ENTUM本社の名誉会長室は、黒い大理石の床に銀の燭台が揺らめく、まるで闇の宮殿だった。
重厚な扉が静かに閉まる音が響き、室内に満ちるのは、甘いチョコレートの香りと――底知れぬ嫉妬の匂い。ベアトリクス・ブレーメは、黒いスーツのジャケットを羽織り、
タイトスカートが艶やかに腿を包む。
漆黒のロングヘアーを高く結い上げ、
普段は妖艶に弧を描く唇が、今は鋭く引き結ばれている。彼女は、革張りの椅子に深く腰を沈め、片手で握りしめたスマホの画面を睨みつけた。――
「キズナアイ、『ポッキー&プリッツの日』アンバサダー就任決定!」
茶色の髪を振り乱してポッキーをかじるアイちゃんの笑顔。
セブンイレブン限定クリアファイル、TikTok企画、
「おソロ PARTY!」という甘ったるいキャッチコピー。ベアトリクスの瞳が、まるで深淵の底から這い上がる闇のように、
ゆっくりと黒く染まっていく。
「……ふざけるな」
低く、震える声。
指先がスマホを握りしめ、画面が軋む。
「甘いお菓子? シェア? おソロ?」
彼女はゆっくりと立ち上がる。
黒いハイヒールが大理石を打ち、
カツン、カツン、と死の行進のような音を立てる。
「私こそが、VTuber界の“黒い甘さ”の女王だというのに」
唇が歪む。
妖艶な笑みは消え、代わりに浮かぶのは、
まるで奈落の底から湧き上がるような、純粋な――嫉妬の炎。
「キズナアイ……あの小娘に、11月11日を渡すと思うなよ」
彼女は黒いレースの手袋をはめ、
机の上のポッキー箱を掴む。

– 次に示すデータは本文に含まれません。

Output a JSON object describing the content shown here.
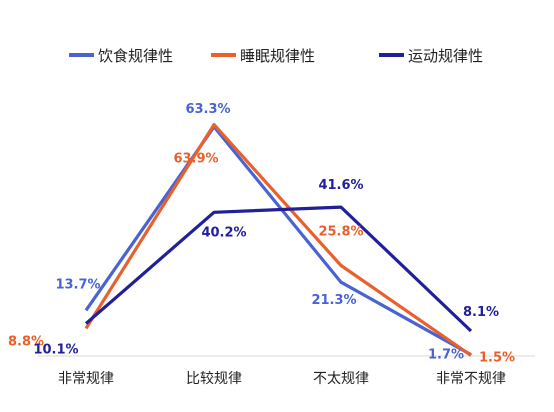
{
  "chart_data": {
    "type": "line",
    "categories": [
      "非常规律",
      "比较规律",
      "不太规律",
      "非常不规律"
    ],
    "y_unit": "%",
    "ylim": [
      0,
      70
    ],
    "grid": false,
    "legend_position": "top",
    "series": [
      {
        "name": "饮食规律性",
        "color": "#4a63d3",
        "values": [
          13.7,
          63.3,
          21.3,
          1.7
        ],
        "labels": [
          "13.7%",
          "63.3%",
          "21.3%",
          "1.7%"
        ]
      },
      {
        "name": "睡眠规律性",
        "color": "#e8612c",
        "values": [
          8.8,
          63.9,
          25.8,
          1.5
        ],
        "labels": [
          "8.8%",
          "63.9%",
          "25.8%",
          "1.5%"
        ]
      },
      {
        "name": "运动规律性",
        "color": "#21209a",
        "values": [
          10.1,
          40.2,
          41.6,
          8.1
        ],
        "labels": [
          "10.1%",
          "40.2%",
          "41.6%",
          "8.1%"
        ]
      }
    ]
  }
}
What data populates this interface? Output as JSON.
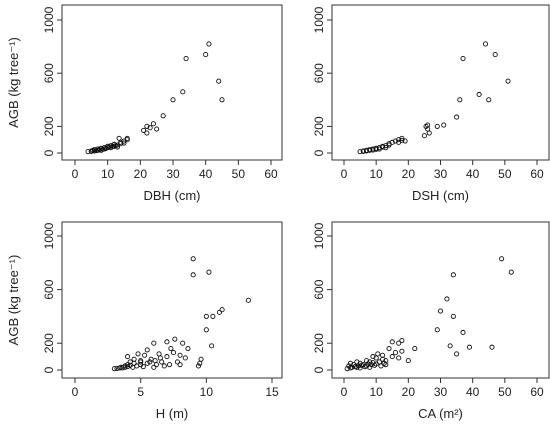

――黒いチョコレートで塗りつぶされた、自作の“ブラックポッキー”。
「私のブラックパーティーで、貴様たちの甘い夢を、真っ黒に塗り替えてやる」
窓の外、東京の夜景が広がる。
その闇の中、ベアトリクスの瞳だけが、燃えるように輝いていた。――11月11日、甘さと黒さの戦争が始まる。
コメント欄の黒い嵐
「ベアトリクス名誉会長、ガチギレwww」
「ブラックポッキー怖すぎて草」
「アイちゃんのピンク vs ベアトリクスの黒、世紀の甘さ対決キター!」
「ENTUM本社、今夜は黒いチョコの匂いで充満してるらしい」
「12.11の海戦コロシアム、ポッキー要素追加でカオス倍増確定」
ベアトリクスは、黒いスーツの裾を翻して、名誉会長室の扉を開ける。
「……行くわよ、みんな。甘いだけの世界なんて、私がぶち壊してあげる」
黒いハイヒールの音が、ENTUMの廊下に、静かに、しかし確実に、嫉妬の足音を刻んでいった――。